La présidente : Nous allons entendre les deux témoins. Je vous accorde deux minutes pour répondre à cette question.

M. Thomas : Si nous avons un projet de loi dont la portée s’étend à d’autres droits en jeu — par exemple, les conventions fondamentales de l’OIT —, cela contribue à régler le problème de la pauvreté. J’ai souvent dit, en visitant certaines de ces usines, et j’en ai visité un grand nombre moi-même, que nous avons vu les parents de ces enfants travailler dans de mauvaises conditions ou à bas salaire, ce qui a une incidence sur leurs enfants. Il n’est pas surprenant que certains de ces problèmes liés au travail des enfants surviennent dans les mêmes chaînes d’approvisionnement que celles où les parents sont également exploités.

Je pense que si nous harmonisons la définition des droits incluse dans le projet de loi avec la Convention des Nations unies sur les droits de l’homme et les conventions fondamentales de l’OIT, cela pourrait avoir un effet plus large sur le travail des enfants, pas seulement pour le limiter lorsqu’on le trouve dans une usine, par exemple, mais aussi pour essayer de s’attaquer à certaines de ses causes profondes.

M. Messenger : Je vous remercie, sénatrice, de votre question. Nous partons du principe qu’effectivement, la pauvreté est une des principales causes et aussi une des conséquences du travail des enfants. C’est pourquoi nous avons besoin d’une réponse globale, et ce projet de loi n’est qu’un outil parmi d’autres. Nous devons nous demander pourquoi, dans une situation donnée, les enfants vont travailler. Est-ce pour subvenir aux besoins de leur famille ou pour gagner leur vie? Quelles sont les injustices, les causes ou les défis auxquels font face les familles ou les communautés qui sont à l’origine du travail des enfants?
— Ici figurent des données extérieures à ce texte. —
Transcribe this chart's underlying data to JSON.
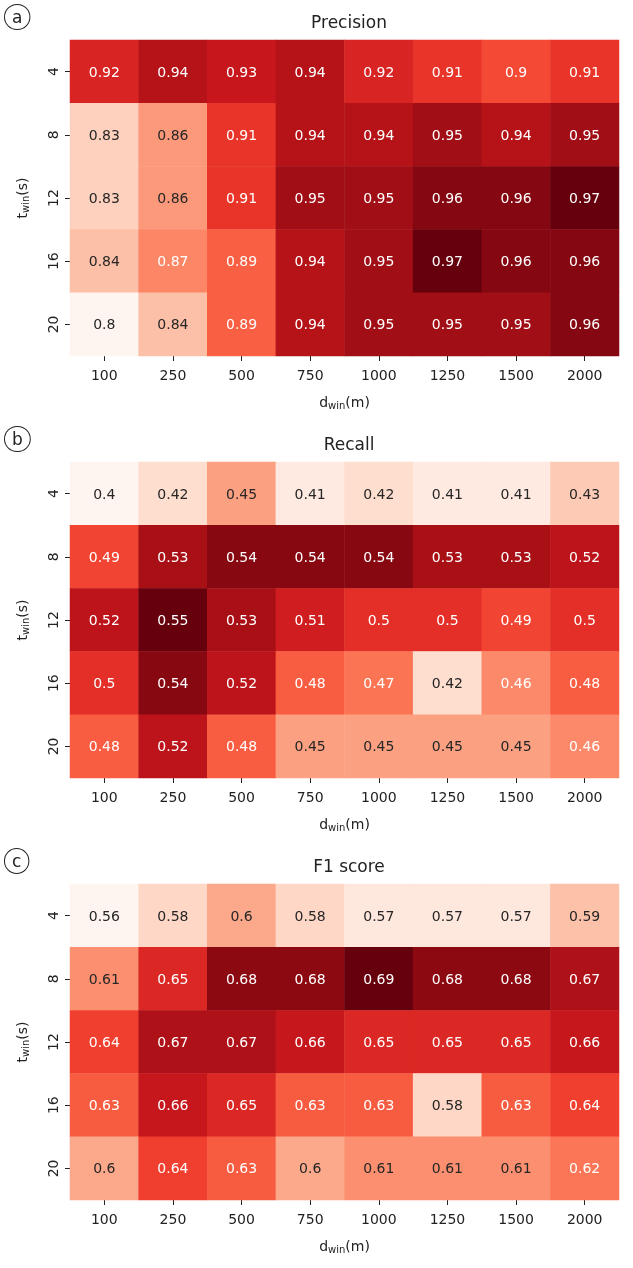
{
  "chart_data": [
    {
      "type": "heatmap",
      "title": "Precision",
      "annotations": [
        "a"
      ],
      "xlabel": "d$_{win}$(m)",
      "ylabel": "t$_{win}$(s)",
      "categories": [
        "100",
        "250",
        "500",
        "750",
        "1000",
        "1250",
        "1500",
        "2000"
      ],
      "y_categories": [
        "4",
        "8",
        "12",
        "16",
        "20"
      ],
      "data_labels": true,
      "cells": [
        [
          0.92,
          0.94,
          0.93,
          0.94,
          0.92,
          0.91,
          0.9,
          0.91
        ],
        [
          0.83,
          0.86,
          0.91,
          0.94,
          0.94,
          0.95,
          0.94,
          0.95
        ],
        [
          0.83,
          0.86,
          0.91,
          0.95,
          0.95,
          0.96,
          0.96,
          0.97
        ],
        [
          0.84,
          0.87,
          0.89,
          0.94,
          0.95,
          0.97,
          0.96,
          0.96
        ],
        [
          0.8,
          0.84,
          0.89,
          0.94,
          0.95,
          0.95,
          0.95,
          0.96
        ]
      ]
    },
    {
      "type": "heatmap",
      "title": "Recall",
      "annotations": [
        "b"
      ],
      "xlabel": "d$_{win}$(m)",
      "ylabel": "t$_{win}$(s)",
      "categories": [
        "100",
        "250",
        "500",
        "750",
        "1000",
        "1250",
        "1500",
        "2000"
      ],
      "y_categories": [
        "4",
        "8",
        "12",
        "16",
        "20"
      ],
      "data_labels": true,
      "cells": [
        [
          0.4,
          0.42,
          0.45,
          0.41,
          0.42,
          0.41,
          0.41,
          0.43
        ],
        [
          0.49,
          0.53,
          0.54,
          0.54,
          0.54,
          0.53,
          0.53,
          0.52
        ],
        [
          0.52,
          0.55,
          0.53,
          0.51,
          0.5,
          0.5,
          0.49,
          0.5
        ],
        [
          0.5,
          0.54,
          0.52,
          0.48,
          0.47,
          0.42,
          0.46,
          0.48
        ],
        [
          0.48,
          0.52,
          0.48,
          0.45,
          0.45,
          0.45,
          0.45,
          0.46
        ]
      ]
    },
    {
      "type": "heatmap",
      "title": "F1 score",
      "annotations": [
        "c"
      ],
      "xlabel": "d$_{win}$(m)",
      "ylabel": "t$_{win}$(s)",
      "categories": [
        "100",
        "250",
        "500",
        "750",
        "1000",
        "1250",
        "1500",
        "2000"
      ],
      "y_categories": [
        "4",
        "8",
        "12",
        "16",
        "20"
      ],
      "data_labels": true,
      "cells": [
        [
          0.56,
          0.58,
          0.6,
          0.58,
          0.57,
          0.57,
          0.57,
          0.59
        ],
        [
          0.61,
          0.65,
          0.68,
          0.68,
          0.69,
          0.68,
          0.68,
          0.67
        ],
        [
          0.64,
          0.67,
          0.67,
          0.66,
          0.65,
          0.65,
          0.65,
          0.66
        ],
        [
          0.63,
          0.66,
          0.65,
          0.63,
          0.63,
          0.58,
          0.63,
          0.64
        ],
        [
          0.6,
          0.64,
          0.63,
          0.6,
          0.61,
          0.61,
          0.61,
          0.62
        ]
      ]
    }
  ]
}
Ensuite, nous considérons les répercussions sur le terrain, puis nous pensons à ce genre de loi. Nous pouvons alors réfléchir aux incitatifs à placer tout au long de la chaîne d’approvisionnement, pour viser des situations comme celle que j’ai décrite à Dhaka, dans une arrière-salle, chez un sous-traitant d’une grande usine de fabrication. Si les Canadiens posent des questions, que les entreprises prennent des mesures de diligence raisonnable, et qu’il y a une transparence et une compréhension des répercussions, nous sommes alors conscients du problème et nous pouvons nous y attaquer. Il ne s’agit pas d’une réponse globale. Nous avons besoin d’une réponse holistique. Nous avons besoin d’organisations comme la nôtre, du gouvernement canadien ou d’autres organisations multilatérales pour établir des normes et offrir du soutien. Toutefois, il s’agit d’un outil essentiel pour intervenir.

[Français]

La sénatrice Miville-Dechêne : J’aimerais remercier les deux témoins qui sont venus aujourd’hui nous présenter des visions très contrastées. Ma question s’adresse à M. Michael Messenger.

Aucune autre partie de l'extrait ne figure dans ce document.